The National Legion of Decency (originally the Catholic Legion of Decency, but I guess they diversified) spent much of the mid twentieth century hassling Hollywood about movies it deemed inappropriate. And now you can watch those movies from the comfort of your basic cable package!

Flavorwire reports on the series, running every Thursday in March on Turner Classic Movies:

Condemned, as TMC is calling it, seeks to explore the Catholic church’s impact on film’s history. When it was at its most effective, the Legion of Decency handed out grades that sometimes resulted in the film’s being reworked. The grading system was pretty simple, and familiar to anyone who attended school in the U.S.: an “A” was given to films found to bemorally unobjectionable, a “B” given to films found to be morally objectionable in part, and a “C” was given to films that were, terrifyingly, condemned.
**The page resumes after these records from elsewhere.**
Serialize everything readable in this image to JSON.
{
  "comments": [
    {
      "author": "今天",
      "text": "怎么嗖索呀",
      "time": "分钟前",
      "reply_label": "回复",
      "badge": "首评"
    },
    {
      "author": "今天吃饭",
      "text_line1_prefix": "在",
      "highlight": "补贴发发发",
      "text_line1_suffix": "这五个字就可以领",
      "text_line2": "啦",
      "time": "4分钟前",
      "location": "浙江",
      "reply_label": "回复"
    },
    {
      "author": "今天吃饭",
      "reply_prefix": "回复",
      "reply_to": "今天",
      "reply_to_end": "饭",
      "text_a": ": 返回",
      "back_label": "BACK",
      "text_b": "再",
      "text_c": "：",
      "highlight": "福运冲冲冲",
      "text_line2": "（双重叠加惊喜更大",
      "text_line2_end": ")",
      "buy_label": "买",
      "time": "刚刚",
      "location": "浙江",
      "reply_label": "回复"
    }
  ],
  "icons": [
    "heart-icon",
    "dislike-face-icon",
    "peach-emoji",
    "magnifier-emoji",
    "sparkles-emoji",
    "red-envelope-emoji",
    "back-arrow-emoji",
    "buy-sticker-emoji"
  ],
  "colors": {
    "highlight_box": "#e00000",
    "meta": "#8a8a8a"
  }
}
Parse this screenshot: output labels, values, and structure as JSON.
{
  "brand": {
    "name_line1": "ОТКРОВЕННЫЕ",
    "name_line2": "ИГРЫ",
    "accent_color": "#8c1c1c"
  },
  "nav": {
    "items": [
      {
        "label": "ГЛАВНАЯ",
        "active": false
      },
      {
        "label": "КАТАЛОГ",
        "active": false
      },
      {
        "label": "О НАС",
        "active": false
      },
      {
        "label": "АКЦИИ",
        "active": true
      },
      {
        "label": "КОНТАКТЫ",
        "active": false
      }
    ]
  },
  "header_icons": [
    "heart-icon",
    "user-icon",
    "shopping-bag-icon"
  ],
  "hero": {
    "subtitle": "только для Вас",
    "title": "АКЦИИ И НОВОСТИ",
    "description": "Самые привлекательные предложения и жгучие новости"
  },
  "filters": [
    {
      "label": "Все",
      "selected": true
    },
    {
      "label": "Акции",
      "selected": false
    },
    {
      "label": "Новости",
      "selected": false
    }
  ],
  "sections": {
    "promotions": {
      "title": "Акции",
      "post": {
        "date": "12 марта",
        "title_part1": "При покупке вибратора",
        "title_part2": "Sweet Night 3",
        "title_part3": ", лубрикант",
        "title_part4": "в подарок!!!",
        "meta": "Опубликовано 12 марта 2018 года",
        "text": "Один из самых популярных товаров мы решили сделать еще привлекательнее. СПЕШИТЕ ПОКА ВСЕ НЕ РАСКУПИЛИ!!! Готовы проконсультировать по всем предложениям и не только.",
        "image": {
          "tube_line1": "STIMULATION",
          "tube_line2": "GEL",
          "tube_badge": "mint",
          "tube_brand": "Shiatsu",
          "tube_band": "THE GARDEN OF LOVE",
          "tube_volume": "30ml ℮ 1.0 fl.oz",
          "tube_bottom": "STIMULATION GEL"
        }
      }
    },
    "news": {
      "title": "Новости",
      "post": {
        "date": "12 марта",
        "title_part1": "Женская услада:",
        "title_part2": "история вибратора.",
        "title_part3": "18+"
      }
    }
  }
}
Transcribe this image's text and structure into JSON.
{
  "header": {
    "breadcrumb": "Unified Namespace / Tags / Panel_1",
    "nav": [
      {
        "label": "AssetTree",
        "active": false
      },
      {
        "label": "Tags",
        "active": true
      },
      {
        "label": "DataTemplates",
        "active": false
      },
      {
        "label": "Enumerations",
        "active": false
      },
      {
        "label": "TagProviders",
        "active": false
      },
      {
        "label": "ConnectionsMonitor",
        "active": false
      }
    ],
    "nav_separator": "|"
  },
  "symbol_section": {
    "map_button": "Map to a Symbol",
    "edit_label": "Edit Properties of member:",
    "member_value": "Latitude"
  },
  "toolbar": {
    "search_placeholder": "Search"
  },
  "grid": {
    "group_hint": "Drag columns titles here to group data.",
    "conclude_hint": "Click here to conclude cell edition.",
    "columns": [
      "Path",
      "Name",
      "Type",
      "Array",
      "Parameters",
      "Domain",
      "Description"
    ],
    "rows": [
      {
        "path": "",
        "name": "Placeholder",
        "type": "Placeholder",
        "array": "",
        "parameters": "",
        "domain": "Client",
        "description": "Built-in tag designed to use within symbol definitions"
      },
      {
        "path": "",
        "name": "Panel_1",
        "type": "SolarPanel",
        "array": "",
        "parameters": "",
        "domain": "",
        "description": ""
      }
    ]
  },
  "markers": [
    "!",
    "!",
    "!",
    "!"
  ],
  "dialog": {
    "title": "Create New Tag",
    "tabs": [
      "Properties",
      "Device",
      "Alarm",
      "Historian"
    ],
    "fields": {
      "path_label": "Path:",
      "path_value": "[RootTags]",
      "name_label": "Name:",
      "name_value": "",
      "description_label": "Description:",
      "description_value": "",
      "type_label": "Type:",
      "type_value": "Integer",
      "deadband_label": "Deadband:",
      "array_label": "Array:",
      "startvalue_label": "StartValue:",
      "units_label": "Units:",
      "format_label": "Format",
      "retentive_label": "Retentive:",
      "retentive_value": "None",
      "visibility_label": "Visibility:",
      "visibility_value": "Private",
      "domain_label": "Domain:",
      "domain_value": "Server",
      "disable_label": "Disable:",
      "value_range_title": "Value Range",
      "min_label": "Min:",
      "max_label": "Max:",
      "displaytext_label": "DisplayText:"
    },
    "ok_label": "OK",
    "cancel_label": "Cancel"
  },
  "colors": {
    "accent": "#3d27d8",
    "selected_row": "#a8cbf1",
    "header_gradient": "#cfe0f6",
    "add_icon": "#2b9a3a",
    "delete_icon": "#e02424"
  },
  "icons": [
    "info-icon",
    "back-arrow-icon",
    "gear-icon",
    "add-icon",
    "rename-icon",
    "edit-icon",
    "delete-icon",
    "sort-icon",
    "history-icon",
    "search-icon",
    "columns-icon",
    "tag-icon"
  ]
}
Featured films include M, L’Amore, And God Created Woman, and Baby Doll. (That last one in particular—to be fair to the National Legion of Decency—is pretty fucked up.) See the full list here. Hosting will be film critic Sister Rose Pacatte of The Daughters of St. Paul, which should be really interesting.

It’s hard to imagine a more eloquent testimony to the failure of midcentury censorship outlets than the fact these movies are now fodder for primetime programming on TCM, which, while one of my favorite channels, doesn’t exactly have a rep for where you go to get titillated.